Washington was soon filled with troops coming in from the northern states. The first major battle of the war took place on July 21, 1861, about 25 miles southwest of the city, at a stream north of Manassas, Va., called Bull Run. The Union forces numbered over 28,000, and the Confederates over 32,000.

It was expected that the Union would easily win, and that the war would quickly end in its favor. But the Union troops were soundly defeated, and were forced into a disorderly retreat. On July 22 French wrote, “I am sick in body and mind. The battle yesterday was disastrous to our troops…at (half) past 8 I walked down in the City and soon found, to my sorrow, that our ‘grand army’ had made a grand run, and had been terribly cut up.”

French and Lincoln’s relationship grew into friendship. Lincoln felt comfortable sharing his thoughts with French about the “times and situation of affairs.” French was amused by Lincoln’s informal manner.

He described being at the White House on Sept. 4, 1861 when “…a carriage drove up to the door with four gentlemen in it. The President was one, but no mortal man would ever have suspected it was ‘The President.’ He was dressed in gray woolen clothing … He was covered with dust and came in alone with the peculiar swinging gait that characterizes the old ‘Rail splitter.’”
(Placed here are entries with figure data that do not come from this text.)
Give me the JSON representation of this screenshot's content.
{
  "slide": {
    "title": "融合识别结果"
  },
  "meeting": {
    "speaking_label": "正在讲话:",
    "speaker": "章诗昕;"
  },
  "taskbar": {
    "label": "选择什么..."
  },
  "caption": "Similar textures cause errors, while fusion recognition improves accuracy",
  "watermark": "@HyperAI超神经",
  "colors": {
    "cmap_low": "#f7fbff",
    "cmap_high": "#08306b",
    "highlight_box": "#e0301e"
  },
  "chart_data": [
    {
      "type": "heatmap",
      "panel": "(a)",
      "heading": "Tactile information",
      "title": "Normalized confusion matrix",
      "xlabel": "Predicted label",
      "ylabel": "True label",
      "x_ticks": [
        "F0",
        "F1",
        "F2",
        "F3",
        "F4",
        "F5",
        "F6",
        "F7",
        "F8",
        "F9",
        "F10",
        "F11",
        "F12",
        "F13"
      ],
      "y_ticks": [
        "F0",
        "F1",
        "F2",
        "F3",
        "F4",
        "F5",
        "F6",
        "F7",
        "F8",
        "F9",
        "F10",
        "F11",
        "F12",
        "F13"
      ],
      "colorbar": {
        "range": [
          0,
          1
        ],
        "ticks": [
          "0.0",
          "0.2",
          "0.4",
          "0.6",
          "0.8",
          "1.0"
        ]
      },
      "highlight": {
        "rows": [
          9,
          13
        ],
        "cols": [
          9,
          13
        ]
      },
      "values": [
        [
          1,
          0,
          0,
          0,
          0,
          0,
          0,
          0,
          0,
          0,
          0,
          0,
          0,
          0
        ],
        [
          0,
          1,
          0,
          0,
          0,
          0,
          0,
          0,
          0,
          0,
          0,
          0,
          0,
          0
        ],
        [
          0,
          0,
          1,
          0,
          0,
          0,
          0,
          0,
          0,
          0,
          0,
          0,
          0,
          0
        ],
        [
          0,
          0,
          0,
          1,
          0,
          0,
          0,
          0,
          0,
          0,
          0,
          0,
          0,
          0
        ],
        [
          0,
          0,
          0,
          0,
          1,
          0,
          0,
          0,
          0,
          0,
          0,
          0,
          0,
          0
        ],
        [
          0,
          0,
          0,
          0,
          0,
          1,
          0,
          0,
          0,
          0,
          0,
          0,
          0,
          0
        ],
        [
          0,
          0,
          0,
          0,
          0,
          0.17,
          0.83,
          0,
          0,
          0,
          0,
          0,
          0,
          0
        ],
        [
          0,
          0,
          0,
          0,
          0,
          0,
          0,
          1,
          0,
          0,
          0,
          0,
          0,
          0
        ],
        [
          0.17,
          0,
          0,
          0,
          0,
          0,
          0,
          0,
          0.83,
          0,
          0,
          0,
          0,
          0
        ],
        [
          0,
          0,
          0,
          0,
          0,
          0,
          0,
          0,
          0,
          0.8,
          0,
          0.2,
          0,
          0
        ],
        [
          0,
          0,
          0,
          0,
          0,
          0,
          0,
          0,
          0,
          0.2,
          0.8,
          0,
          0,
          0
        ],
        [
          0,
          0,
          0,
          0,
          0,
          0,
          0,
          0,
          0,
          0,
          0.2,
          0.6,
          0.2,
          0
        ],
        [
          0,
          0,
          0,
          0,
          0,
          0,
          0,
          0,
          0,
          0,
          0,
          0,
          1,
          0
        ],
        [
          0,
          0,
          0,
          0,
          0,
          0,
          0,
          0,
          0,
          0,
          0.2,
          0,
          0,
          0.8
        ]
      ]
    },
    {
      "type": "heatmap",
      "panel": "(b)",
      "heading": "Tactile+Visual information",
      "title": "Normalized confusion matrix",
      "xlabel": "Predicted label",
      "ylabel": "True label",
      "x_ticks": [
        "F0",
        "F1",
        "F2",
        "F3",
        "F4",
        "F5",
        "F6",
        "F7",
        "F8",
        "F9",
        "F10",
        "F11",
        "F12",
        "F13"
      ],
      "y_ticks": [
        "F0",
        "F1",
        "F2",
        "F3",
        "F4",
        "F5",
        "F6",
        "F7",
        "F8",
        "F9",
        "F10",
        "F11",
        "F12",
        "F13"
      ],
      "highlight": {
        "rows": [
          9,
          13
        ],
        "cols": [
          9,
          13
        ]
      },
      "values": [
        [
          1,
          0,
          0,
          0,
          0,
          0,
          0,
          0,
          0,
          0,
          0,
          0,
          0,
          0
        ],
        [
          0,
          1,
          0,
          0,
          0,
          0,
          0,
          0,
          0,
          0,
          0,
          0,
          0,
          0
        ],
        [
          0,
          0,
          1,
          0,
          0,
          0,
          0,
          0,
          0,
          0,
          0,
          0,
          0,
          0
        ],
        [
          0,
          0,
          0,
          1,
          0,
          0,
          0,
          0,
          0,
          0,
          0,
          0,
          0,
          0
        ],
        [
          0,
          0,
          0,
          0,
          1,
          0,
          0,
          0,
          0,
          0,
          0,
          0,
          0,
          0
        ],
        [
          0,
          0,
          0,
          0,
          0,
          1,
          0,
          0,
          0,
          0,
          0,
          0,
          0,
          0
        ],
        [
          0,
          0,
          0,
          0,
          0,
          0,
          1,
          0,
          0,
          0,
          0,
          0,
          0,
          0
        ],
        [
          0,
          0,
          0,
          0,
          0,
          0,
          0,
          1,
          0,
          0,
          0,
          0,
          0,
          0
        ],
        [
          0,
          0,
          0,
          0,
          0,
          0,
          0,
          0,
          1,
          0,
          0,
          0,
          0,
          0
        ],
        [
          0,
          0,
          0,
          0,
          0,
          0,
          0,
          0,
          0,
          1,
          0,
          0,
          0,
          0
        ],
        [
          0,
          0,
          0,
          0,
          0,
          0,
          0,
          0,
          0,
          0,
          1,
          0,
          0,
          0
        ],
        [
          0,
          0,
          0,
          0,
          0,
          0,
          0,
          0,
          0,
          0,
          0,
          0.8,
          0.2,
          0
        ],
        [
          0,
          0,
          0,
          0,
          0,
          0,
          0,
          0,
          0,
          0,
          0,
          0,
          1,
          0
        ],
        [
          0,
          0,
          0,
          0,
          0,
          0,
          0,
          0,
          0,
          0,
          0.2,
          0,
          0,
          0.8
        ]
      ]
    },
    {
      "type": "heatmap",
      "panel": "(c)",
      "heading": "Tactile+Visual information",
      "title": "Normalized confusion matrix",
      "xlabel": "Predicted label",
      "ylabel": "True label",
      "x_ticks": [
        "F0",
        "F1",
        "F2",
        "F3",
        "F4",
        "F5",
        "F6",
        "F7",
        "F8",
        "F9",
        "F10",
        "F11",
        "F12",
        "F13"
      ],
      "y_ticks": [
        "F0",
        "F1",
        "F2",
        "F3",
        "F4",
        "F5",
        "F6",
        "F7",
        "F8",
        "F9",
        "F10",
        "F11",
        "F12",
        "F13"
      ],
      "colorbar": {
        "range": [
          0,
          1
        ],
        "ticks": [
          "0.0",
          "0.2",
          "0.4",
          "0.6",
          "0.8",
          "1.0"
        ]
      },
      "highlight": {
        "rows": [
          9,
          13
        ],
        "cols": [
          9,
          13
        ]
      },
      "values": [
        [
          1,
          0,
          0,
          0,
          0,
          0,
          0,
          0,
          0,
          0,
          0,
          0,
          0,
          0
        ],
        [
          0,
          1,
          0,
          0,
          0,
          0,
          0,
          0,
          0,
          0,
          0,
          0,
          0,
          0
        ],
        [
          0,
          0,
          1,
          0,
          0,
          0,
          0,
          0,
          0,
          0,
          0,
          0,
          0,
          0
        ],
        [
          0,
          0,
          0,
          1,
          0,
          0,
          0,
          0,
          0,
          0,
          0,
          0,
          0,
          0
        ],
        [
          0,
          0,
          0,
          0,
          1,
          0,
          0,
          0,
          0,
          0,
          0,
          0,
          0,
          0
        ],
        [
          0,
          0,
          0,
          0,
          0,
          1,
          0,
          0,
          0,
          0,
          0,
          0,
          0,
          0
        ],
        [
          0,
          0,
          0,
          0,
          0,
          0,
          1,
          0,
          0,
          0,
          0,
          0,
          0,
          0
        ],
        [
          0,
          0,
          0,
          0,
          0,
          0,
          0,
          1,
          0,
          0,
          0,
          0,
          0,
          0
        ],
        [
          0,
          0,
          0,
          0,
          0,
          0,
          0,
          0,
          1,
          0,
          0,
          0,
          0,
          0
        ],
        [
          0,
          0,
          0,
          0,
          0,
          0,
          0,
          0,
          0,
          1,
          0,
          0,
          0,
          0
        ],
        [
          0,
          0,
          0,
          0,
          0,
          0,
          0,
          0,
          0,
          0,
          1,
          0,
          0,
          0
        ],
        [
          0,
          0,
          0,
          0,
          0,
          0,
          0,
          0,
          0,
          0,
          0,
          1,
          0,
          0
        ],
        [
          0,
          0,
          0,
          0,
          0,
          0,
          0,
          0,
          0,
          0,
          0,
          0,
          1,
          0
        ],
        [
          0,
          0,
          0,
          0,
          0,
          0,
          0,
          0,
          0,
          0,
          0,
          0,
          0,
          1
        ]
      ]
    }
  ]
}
On Sept. 6, 1861 Lincoln appointed French to the position he had held in the administration of President Franklin Pierce — Commissioner of Public Buildings. His responsibilities would include caring for the White House, which would require frequent interactions with the President’s wife, Mary Todd Lincoln. After visiting the Lincolns in the White House on Sept. 7 French wrote, “Mrs. L. expressed her satisfaction at my appointment, and I hope and trust she and I shall get along quietly. I certainly shall do all in my power to oblige her and make her comfortable. She is evidently a smart, intelligent woman, and likes to have her own way pretty much. I was delighted with her independence and her ladylike reception of me.”